Certainly not the rest of the NL East, where the Braves own the largest division lead in baseball at 15 1/2 games over the Washington Nationals. Any chance the Nats seemed to have of even beginning to start a rally to overtake the Braves was dashed this week when Atlanta swept a three-game series in Washington.
That marked the fourth straight series sweep for the Braves and extended their winning streak to 13 games in a row, the longest for Atlanta since a 15-game run from April 16-May 2, 2000.
"Our goal is to win series," Braves manager Fredi Gonzalez said after the sweep of Washington. "These guys are playing good baseball. We're pitching really, really good and playing good defense. Let's just keep going."
Thanks in part to a quick start, the Braves have been in first place an MLB- high 128 days this year heading into Friday and haven't had a lead fewer than four games since May 21.
Atlanta figured to challenge the Nats, the reigning division winners, for NL East supremacy after trading for Justin Upton this past offseason. It marked the second Upton brother that the Braves added, having earlier signed free agent B.J. to a five-year, $75.25 million deal.
The season got off to a good beginning, 13-2 to be exact, but Atlanta followed by losing 16 of its next 25. However, the Braves countered that stretch by winning eight and in a row and turning a half-game lead for first place into a 5 1/2-game advantage.
And it continues to grow.

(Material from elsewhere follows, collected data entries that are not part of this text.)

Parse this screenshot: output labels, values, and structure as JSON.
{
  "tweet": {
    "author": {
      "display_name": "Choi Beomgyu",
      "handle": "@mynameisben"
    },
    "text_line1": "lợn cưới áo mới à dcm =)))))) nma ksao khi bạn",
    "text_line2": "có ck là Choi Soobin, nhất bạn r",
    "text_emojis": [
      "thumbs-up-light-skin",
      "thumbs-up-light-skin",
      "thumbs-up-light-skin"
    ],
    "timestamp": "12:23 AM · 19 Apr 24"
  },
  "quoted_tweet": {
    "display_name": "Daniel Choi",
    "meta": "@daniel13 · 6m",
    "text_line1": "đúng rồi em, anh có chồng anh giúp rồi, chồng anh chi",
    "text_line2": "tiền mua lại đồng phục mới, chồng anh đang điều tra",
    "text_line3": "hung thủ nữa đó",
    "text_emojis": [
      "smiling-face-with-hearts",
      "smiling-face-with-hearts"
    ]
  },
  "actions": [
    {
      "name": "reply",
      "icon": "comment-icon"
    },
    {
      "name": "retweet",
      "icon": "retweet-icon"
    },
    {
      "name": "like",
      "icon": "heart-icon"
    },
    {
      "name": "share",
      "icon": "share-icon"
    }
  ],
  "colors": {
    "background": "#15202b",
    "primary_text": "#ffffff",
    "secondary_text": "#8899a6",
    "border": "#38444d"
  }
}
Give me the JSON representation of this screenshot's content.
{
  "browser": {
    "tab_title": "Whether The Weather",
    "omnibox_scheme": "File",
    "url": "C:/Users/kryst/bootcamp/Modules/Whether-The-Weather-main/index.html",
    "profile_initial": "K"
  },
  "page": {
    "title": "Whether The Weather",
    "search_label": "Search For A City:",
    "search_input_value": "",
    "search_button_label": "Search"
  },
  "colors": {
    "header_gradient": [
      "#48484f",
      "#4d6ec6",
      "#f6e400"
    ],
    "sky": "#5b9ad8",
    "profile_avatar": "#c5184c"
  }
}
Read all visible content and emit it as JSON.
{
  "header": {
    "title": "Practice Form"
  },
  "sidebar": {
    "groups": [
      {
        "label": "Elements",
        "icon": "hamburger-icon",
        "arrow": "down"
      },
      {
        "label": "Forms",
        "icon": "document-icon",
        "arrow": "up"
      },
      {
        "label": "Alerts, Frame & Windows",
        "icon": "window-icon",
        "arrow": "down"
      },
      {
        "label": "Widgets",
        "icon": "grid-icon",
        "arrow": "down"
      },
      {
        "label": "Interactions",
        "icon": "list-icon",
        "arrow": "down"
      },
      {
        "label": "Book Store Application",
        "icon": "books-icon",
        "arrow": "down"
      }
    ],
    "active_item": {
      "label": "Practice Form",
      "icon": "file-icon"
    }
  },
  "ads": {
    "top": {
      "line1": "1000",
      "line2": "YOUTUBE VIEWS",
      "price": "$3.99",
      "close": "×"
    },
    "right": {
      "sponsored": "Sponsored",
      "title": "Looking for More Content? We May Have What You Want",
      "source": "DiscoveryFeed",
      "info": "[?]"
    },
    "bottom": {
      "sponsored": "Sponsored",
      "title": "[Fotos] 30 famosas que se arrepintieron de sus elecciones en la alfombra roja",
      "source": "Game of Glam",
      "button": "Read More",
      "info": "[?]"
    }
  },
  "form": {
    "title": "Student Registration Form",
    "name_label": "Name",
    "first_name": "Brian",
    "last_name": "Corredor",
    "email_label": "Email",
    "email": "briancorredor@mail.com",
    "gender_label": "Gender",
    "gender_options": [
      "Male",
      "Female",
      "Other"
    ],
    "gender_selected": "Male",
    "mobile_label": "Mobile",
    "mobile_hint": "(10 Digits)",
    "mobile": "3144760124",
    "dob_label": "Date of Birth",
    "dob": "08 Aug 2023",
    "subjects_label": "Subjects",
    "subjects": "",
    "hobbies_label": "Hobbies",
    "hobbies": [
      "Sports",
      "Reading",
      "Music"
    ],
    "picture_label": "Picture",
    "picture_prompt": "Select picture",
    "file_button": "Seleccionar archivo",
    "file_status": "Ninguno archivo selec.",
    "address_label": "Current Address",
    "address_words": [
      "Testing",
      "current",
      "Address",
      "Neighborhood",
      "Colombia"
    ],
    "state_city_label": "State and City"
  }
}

Atlanta is 16-4 since the All-Star break, calming fears that the season-ending fractured ankle starter Tim Hudson suffered in late July would derail the club's momentum. The Braves dropped the first contest after losing their valued leader, but have not lost since.
The Braves seem to have gone as Justin Upton goes, winning when he is slugging at the plate and losing when he is struggling. Not surprisingly, Upton is hitting .440 with five homers and 13 RBI over the current win streak.
During the aforementioned 9-16 slide, he hit just .256 with four homers and 10 RBI after going deep nine times in his first 15 games of the year.
Even more surprising is the play of third baseman Chris Johnson, who was also acquired in the trade with the Arizona Diamondbacks for Justin Upton and eventually beat out Juan Francisco for the starting spot at the hot corner after the two shared duties through May. Francisco has since been traded and Johnson leads the NL with a .339 batting average, behind only Detroit Tiger Miguel Cabrera and his .359 average.
Johnson ripped off an 11-game hitting streak that bridged July and August and that burst featured a string of eight straight multi-hit games, a club record since the Braves moved to Atlanta. In all, Johnson hit .477 during his streak.
First baseman Freddie Freeman and catcher Brian McCann have also been consistent contributors on offense, while Mike Minor and Julio Teheran have surpassed expectations in the rotation.
Atlanta's new core got some recent high praise from McCann, one of the few elder statesman on the club.
"This team we have here -- from our starting lineup to our bullpen to our starting pitching -- this is the best team I've played on," McCann told Atlanta's website. "Everybody is young. This is a team that can do this for a while. This is a fun team."
That is high praise from a former All-Star who has been on the club since '05 and has played with the likes of Chipper and Andruw Jones, John Smoltz, Mark Teixeira and Derek Lowe.
Atlanta's massive advantage for first in the NL East also comes with B.J. Upton struggling in his first season with the Braves. He was hitting just .177 before going on the DL for almost a month due to a right adductor strain, but has a hit in all five games since his return. The outfielder, signed to replace free agent departee Michael Bourn, is 10-for-21 in that time to up his season average to .198.
If B.J. can maintain that production from here on out, the Braves will somehow become even more dangerous and put themselves in the driver's seat to return to the World Series for the first time since 1999.